Just as the hospital's sound and fury was reaching its crescendo, along comes Councilman Metzner who casually says in the middle of a public meeting something along the lines of, "OK fine, we'll accept the coalition's numbers at face value and withdraw our opposition." The only condition being that these revenue estimates be guaranteed - implying that if they were not met, the hospital would pay the city the difference.


Even though this was an offer made partially in jest, the truth was obvious. The hospital could never agree to this deal because the hospital itself knows the revenue may never entirely materialize.

So once again, the hospital walks away with egg on its face, having been clotheslined by an inferior force.

The hospital believes, genuinely believes, that the city hasn't played fair, spreading rumors and cooking statistics of its own and hiring expensive consultants to torpedo the hospital's application before the Maryland Health Commission for no good reason. Perhaps the hospital simply believes it's matching the city tactic for tactic.

The coalition, however, was formed to raise the level of discourse, to explain to the public why medical care will be better and how our people will be healthier with a new facility. It was supposed to be good, positive information.

But instead of being patient and letting the coalition do its work, the hospital leaped in with its claws bared the second its authority was questioned - rattling its legal sabers against a respected civic leader who accomplishes more from the seat of his wheelchair that most of us do on two good legs.

Great job, hospital. Any fawns you want to slaughter on Public Square while you're at it?

If we want a perfect microcosm of why the hospital has failed to woo the city, there it is. You get the sense that the hospital is so used to hearing people ask "how high" when it says jump, that it is totally incapable of flexibility when it runs into a gang of independent thinkers (recall the trauma center fiasco).

Administrators see the case for a new hospital as a slam dunk. I believe it's pretty close to a slam dunk, but not so close that intelligent people can't disagree. And certainly, it is not only the city council's right, it is the city council's duty to drive a hard bargain. It is reasonable to believe the city is legitimately concerned about affordability, access for its downtown elderly and traffic congestion.

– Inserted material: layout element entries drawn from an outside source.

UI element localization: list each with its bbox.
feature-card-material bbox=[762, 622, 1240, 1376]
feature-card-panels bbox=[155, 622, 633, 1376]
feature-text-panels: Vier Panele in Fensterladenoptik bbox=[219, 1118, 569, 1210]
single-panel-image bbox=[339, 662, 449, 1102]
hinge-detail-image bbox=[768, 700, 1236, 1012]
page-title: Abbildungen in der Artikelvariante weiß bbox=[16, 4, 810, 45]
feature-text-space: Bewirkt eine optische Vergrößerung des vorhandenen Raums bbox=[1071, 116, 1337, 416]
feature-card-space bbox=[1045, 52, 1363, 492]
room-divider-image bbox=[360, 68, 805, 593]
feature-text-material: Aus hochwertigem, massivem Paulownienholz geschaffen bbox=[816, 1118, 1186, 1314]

True, some of the city's objections and demands have been silly. A hospital move will not damage downtown much. And it's a little irrational to think the hospital should be responsible for renovating half of the city it is leaving behind.

How much of this heel-digging has come about because council members feel as if the hospital is treating them like children? Hard to say. But it's increasingly apparent that if plans for a new hospital crash and burn, the blame will not rest entirely on one side. It will rest with both.

Tim Rowland is a Herald-Mail columnist.